Mr Pritchard, Conservative MP for The Wrekin, Shropshire, has called a Westminster debate on Christianophobia for Wednesday.
He told the BBC: "The debate is not about doing God or theocracy. It's about ensuring that the Christian tradition of our nation is recognised.
"If mainstream political parties do not recognise and protect the Christian tradition of this nation then other more extremist parties will.
"If that happens, we are in danger of Christianity being hijacked by these ambitions."
Mr Pritchard said the debate was particularly topical, as recent findings suggested four fifths of schools were not staging Nativity plays this year.
He added: "I'm not saying there shouldn't be choice within theatrical provision on schools. But Christmas time would be a highly appropriate time to do Nativity plays, with its message of hope and love and light.
"This would be a positive contribution for children. This isn't criticising people of other faiths or of no faith.
"Freedom of speech and of religion are fundamental principles of any liberal democracy.
"I hope this debate will put down a marker to the government and public bodies."

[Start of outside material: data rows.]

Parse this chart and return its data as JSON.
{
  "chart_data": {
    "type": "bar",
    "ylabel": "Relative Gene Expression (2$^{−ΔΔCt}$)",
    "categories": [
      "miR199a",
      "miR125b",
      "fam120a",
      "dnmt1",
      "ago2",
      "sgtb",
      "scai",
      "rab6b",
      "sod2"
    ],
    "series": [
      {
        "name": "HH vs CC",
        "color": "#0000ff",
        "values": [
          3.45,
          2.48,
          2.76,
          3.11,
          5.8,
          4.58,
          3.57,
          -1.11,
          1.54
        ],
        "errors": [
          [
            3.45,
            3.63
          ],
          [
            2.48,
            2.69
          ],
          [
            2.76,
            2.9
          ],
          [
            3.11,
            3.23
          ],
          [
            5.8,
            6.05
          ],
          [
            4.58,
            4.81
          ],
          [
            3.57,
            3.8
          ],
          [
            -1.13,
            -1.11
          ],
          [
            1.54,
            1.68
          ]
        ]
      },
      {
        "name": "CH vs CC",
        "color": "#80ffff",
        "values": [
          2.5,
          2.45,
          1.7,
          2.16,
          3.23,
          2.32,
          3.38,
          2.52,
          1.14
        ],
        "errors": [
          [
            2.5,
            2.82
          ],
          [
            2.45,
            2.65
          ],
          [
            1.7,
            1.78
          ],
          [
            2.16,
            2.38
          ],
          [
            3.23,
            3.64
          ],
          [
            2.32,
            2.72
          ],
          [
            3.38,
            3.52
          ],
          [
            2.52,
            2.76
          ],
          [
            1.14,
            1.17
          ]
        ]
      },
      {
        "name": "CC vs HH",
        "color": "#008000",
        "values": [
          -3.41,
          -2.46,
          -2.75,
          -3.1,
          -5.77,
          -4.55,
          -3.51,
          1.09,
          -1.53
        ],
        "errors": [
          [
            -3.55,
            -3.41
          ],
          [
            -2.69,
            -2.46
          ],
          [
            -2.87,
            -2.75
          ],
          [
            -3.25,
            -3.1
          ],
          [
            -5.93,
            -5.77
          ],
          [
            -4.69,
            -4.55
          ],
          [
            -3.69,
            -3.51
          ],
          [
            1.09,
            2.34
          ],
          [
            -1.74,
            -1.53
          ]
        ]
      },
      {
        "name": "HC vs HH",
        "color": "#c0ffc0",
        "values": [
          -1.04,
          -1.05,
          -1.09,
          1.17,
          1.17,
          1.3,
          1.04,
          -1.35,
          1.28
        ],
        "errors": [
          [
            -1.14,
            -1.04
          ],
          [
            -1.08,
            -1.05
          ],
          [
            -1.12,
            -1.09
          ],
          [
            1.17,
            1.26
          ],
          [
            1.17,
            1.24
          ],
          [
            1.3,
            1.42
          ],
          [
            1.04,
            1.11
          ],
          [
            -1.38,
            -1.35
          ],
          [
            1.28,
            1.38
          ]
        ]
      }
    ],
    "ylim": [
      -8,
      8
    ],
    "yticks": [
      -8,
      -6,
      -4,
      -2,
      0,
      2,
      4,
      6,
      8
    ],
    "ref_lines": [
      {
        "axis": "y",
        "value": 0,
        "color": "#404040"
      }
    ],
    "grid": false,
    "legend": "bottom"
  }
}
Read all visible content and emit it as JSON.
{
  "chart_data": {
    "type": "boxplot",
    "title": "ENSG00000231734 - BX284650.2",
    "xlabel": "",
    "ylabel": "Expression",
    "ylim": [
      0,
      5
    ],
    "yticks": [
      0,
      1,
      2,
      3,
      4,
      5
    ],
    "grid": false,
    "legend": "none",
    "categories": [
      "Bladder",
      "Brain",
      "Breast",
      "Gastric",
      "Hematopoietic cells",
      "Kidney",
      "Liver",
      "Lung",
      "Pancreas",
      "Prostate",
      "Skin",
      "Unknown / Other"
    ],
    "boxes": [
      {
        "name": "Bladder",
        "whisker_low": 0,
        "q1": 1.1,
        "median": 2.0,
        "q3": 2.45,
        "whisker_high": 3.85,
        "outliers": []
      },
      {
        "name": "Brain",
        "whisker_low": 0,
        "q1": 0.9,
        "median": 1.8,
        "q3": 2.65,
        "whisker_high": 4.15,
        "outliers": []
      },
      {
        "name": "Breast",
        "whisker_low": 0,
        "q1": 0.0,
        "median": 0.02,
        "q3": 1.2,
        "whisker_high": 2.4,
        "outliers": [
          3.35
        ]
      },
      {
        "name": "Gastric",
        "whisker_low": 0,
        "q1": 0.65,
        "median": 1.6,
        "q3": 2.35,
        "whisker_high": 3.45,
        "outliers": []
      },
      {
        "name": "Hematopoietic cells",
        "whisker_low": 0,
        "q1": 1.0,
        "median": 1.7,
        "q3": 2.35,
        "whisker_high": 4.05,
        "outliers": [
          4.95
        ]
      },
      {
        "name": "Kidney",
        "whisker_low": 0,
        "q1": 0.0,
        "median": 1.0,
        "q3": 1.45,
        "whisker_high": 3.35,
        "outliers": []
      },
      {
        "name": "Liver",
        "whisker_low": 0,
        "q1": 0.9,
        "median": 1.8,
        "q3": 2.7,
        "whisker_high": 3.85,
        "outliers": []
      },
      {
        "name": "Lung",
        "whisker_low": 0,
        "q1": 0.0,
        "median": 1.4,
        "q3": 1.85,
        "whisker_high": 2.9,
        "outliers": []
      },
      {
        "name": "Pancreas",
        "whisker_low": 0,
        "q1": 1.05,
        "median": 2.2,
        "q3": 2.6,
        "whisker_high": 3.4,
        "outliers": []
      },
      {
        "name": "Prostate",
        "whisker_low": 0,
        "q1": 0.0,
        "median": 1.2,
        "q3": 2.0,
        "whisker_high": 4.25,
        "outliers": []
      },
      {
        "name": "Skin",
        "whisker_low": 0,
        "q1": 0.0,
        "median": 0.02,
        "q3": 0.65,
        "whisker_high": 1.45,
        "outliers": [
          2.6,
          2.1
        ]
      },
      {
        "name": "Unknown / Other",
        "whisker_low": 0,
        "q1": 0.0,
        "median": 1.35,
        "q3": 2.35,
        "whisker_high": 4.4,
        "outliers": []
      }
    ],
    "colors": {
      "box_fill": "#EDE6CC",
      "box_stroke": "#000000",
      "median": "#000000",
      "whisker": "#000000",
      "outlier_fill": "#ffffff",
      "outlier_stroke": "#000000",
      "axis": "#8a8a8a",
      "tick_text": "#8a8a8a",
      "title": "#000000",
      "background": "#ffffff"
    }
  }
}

Mr Pritchard said many officials and public bodies forgot the work done by Christians in charity, business and public service.
He added: "Some people seem to want to forget the Christian tradition going back to the first century and its contribution to arts, culture and science.
"It's gone far enough. If there are those who want to see the Christian church reduced to the margins in this nation they should have the courage to say so, rather than using the rights of other religions as an excuse."
But Keith Porteous Wood, executive director of the National Secular Society, called Mr Pritchard's debate "a waste of precious parliamentary time".
He added: "Christians have absolutely nothing to complain about in this country."
Mr Porteous Wood cited the fact that 26 bishops sit in the House of Lords and that England has an established church.
He added: "The head of state is a Christian, the prime minister is a Christian and almost all the cabinet are self-identified Christians. How on earth can anyone imagine that Christians are disadvantaged or pushed to the margins?"
Mr Porteous Wood also said: "Christians are not being pushed out of public life, if anything they are over-represented."
The Christianophobia debate, to be held in Westminster Hall, is expected to last about 90 minutes.